涼風清談
和寒町は、北海道の中央よりやや北部に位置し、名寄盆地の最南端、塩狩峠の麓に広がり、東西に23.6km、南北に17.7km、面積225.11平方kmを有する緑豊かな町です。
基幹産業である農業では、水稲を主要作物に作付面積・収穫量ともに全国トップクラスを誇る南瓜や、雪の下で保存することによっておいしさを増した和寒の越冬キャベツが全国に広く知られています。
また、小説「塩狩峠」の作者である作家・三浦綾子さんの旧宅を復元した「塩狩峠記念館」では、昭和30年代に執筆活動をされていた生活空間を再現しており、国内外から多くの方々が訪れているほか、毎年9月に開催される「全日本玉入れ選手権」では全国各地から選手が集結し、独自のルールにより100個のボールをバスケットに入れるタイムを競う競技で熱戦が繰り広げられています。
さて、本町の人口は令和6年3月末現在で2,860人1,484世帯、国民健康保険の加入者は844人496世帯となっております。加入率は被保険者数で29.5%、世帯数で33.4%となっており、65歳以上の加入者数は364人と加入者全体の43.1%を占めている状況です。
このような中、当町では令和3年度に「第6次和寒町総合計画」を策定し「住んでいて良かった、住み続けたい」と思えるまちを目指すとともに、町民一人ひとりの健康づくりの意識高揚を図りながら、保健事業のさらなる充実、町立診療所における安心して利用できる医療サービスの提供に取り組んでいます。
なお、本町では、昭和26年に開設した町立病院(30床)を令和3年4月から無床の町立診療所に再編しておりますが、詳しい経過などは「北海道の国保」令和4年1月号に掲載されております。

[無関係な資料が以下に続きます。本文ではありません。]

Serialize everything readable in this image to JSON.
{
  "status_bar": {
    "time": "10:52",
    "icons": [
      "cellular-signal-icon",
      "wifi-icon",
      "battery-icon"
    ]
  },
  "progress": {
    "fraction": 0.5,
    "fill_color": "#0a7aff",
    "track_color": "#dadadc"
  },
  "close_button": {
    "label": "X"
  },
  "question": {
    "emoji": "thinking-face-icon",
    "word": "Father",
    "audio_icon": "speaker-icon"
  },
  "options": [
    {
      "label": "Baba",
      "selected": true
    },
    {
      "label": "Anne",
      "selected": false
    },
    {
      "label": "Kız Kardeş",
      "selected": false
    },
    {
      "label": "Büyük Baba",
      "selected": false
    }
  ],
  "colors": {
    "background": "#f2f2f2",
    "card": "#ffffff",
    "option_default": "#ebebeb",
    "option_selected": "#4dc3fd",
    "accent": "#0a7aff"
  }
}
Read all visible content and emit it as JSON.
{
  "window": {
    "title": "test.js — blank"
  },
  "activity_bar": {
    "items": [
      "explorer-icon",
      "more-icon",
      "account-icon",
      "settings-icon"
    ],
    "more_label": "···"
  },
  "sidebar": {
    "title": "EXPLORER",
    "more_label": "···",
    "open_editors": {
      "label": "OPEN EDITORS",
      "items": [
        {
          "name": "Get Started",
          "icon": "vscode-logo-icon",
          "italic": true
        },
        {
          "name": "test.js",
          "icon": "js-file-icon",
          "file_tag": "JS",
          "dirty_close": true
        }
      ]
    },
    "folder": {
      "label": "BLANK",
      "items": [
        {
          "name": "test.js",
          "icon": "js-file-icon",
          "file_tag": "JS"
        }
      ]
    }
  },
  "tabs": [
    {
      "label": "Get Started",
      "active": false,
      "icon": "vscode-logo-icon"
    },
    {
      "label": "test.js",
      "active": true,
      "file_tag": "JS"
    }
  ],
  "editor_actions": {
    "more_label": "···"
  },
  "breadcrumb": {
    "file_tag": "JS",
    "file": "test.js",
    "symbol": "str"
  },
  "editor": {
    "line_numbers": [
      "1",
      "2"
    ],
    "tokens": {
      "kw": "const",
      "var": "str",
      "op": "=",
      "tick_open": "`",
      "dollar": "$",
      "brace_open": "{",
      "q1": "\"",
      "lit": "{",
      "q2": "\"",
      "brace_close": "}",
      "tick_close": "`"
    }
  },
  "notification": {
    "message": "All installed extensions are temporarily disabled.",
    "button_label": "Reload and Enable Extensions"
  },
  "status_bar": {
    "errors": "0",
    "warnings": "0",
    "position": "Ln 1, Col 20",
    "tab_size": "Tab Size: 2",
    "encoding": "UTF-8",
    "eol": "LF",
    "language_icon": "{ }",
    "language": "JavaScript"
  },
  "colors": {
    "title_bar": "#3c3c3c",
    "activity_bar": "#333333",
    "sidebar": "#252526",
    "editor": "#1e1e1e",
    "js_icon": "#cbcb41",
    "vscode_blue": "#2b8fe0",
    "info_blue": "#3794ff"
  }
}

当町の課題としては、令和5年度に策定した「第3期保健事業実施計画(データヘルス計画)・第4期特定健康診査等実施計画」において、特に高血圧、糖尿病からつながる疾患(脳血管疾患・虚血性心疾患・腎不全)が多い状況にあることから、医療機関への受診勧奨や保健指導を進めていくことに加え、生活習慣病の重症化による医療費や介護費用等の実態を広く町民へ周知することで特定健診における血糖、血圧、脂質の検査結果の改善を目指しています。
さらに、特定健診、特定保健指導の実施率の向上を目指し、健康診査の受診費用の一部助成や健康診査を継続して受診していただいている方に対して、健康グッズを贈呈する「わっさむ健康づくり応援事業」を実施し、病症の早期発見につながるよう努めているところです。

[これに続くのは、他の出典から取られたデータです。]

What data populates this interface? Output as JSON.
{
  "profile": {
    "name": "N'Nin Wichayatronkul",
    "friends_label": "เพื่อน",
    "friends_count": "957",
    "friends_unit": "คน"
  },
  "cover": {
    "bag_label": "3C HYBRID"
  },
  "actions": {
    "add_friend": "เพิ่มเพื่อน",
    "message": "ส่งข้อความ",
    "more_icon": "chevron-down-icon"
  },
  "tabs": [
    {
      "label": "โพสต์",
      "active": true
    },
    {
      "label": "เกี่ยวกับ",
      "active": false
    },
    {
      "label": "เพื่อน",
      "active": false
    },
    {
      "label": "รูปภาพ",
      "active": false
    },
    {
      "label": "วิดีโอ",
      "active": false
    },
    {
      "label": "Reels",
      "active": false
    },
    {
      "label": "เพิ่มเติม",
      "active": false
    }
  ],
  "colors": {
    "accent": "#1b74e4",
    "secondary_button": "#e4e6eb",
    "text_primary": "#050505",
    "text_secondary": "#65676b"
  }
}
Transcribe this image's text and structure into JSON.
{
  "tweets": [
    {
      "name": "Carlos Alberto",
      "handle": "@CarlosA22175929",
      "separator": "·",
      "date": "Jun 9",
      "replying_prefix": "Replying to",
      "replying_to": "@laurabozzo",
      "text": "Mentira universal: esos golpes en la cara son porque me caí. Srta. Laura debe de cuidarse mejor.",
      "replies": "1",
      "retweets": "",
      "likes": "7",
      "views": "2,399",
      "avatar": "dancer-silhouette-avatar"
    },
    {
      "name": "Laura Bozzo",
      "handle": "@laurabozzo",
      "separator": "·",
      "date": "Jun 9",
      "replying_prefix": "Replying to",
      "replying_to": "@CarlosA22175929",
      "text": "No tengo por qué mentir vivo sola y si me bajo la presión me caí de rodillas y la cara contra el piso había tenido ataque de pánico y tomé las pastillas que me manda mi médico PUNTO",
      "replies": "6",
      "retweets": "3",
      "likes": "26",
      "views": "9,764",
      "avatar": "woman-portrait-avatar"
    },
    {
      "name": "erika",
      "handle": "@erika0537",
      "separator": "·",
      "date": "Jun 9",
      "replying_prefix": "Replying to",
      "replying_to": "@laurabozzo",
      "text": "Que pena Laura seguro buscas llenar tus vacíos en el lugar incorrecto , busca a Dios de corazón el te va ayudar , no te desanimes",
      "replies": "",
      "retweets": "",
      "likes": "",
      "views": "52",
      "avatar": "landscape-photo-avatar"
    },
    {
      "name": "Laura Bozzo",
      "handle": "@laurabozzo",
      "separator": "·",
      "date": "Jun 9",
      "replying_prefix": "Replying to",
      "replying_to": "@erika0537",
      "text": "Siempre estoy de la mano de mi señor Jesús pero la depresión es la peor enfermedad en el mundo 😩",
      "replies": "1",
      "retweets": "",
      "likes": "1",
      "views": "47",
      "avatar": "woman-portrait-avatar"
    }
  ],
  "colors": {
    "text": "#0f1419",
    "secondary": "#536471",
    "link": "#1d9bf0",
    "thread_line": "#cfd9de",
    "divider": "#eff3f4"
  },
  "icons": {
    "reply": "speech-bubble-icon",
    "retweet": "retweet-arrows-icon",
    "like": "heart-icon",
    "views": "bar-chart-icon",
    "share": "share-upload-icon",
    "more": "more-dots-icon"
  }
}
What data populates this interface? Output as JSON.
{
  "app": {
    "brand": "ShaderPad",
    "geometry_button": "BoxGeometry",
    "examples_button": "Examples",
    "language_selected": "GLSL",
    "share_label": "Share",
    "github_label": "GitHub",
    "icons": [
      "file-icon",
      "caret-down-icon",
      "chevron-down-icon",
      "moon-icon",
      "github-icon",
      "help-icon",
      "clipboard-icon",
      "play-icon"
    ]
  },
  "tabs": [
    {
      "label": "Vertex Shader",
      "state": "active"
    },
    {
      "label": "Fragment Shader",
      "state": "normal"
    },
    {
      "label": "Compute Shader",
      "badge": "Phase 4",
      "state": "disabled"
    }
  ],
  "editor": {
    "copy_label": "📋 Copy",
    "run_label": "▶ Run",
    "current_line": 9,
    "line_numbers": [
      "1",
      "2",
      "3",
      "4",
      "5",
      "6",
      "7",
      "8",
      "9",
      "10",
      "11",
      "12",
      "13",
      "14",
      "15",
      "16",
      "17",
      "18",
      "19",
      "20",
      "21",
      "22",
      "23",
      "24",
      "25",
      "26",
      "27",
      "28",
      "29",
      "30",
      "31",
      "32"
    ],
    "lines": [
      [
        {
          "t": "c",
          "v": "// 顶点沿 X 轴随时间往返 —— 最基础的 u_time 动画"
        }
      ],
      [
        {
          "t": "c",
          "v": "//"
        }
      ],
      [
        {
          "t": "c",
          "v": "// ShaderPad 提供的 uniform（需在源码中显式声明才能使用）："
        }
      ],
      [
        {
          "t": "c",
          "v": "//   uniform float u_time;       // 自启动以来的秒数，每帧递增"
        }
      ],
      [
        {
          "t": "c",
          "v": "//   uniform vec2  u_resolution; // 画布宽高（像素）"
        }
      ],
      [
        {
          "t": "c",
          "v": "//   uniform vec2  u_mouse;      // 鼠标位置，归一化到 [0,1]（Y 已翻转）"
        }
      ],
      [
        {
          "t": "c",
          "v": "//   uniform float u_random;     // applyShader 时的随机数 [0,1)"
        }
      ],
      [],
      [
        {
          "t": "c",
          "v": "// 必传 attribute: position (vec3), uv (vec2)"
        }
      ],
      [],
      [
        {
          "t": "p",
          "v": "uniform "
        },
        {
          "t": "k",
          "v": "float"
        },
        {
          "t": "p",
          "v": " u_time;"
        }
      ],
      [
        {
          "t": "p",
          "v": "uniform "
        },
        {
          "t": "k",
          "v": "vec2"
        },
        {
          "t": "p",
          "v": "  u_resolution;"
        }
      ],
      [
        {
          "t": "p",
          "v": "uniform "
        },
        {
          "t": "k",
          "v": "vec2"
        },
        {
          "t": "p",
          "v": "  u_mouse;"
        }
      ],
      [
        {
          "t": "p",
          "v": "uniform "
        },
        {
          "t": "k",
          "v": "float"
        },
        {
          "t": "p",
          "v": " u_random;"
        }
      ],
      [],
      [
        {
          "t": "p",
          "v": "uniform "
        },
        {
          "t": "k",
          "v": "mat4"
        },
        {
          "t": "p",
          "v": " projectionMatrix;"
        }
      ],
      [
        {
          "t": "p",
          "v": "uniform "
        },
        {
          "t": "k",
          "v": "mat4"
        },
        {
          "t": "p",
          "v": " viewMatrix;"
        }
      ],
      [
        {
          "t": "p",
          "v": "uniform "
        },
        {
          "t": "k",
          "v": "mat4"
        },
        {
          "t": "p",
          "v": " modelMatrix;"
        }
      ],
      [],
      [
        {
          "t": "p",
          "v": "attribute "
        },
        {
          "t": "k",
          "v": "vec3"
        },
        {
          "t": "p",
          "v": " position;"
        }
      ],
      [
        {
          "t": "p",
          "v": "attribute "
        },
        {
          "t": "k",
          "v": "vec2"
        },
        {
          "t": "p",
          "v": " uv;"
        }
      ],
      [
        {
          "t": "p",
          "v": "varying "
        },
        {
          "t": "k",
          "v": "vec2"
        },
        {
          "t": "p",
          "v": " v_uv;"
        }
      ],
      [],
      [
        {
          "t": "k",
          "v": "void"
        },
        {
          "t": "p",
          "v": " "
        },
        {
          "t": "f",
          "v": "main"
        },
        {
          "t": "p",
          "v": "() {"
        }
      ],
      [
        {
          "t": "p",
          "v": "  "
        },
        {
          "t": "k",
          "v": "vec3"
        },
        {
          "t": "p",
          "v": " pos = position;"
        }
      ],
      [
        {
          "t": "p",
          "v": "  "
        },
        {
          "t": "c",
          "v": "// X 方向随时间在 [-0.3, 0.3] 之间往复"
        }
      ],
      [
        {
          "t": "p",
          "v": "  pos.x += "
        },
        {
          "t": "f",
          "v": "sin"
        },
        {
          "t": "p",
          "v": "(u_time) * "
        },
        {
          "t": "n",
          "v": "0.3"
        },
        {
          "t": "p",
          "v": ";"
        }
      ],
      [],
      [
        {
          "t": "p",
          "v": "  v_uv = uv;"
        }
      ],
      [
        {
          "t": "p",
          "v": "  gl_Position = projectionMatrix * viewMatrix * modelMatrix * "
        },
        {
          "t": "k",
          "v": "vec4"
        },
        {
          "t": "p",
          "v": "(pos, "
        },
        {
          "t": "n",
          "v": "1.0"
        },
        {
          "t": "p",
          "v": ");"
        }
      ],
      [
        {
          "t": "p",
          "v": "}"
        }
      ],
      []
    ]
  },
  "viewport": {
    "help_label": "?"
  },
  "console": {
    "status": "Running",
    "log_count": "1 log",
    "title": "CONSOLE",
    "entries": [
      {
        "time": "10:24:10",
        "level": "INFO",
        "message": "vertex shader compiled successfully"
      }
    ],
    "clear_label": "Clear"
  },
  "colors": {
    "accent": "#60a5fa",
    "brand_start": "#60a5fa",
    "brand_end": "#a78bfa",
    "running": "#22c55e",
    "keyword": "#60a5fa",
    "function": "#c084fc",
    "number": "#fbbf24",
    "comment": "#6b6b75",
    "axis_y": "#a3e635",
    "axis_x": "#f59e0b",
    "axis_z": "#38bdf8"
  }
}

また、本町の特別養護老人ホームと老人デイサービスセンターは、経年による老朽化が進んできていることから、建て替えを検討してきましたが、今後の人口減少を
見据え、高齢者はもとより障がいのある方や子どもたちなど、多様なニーズに対応し得る機能とともに、本町の社会資源を有効に活用できる複合的な機能も併せた計画が必要と判断し、令和5年度に「町民サミット」や「ふくしのまちづくりラボ」を開催するなど、様々な分野の方々からいただいた意見やアイデアを取り入れた「ふくしのまちづくり基本構想」を策定いたしました。
今後は、町民の方々や事業者との連携・協力のもと、令和9年度の民設民営による新施設竣工と構想の実現に向けて、誰もが住み続けられるふくしのまちづくりに取り組んでまいります。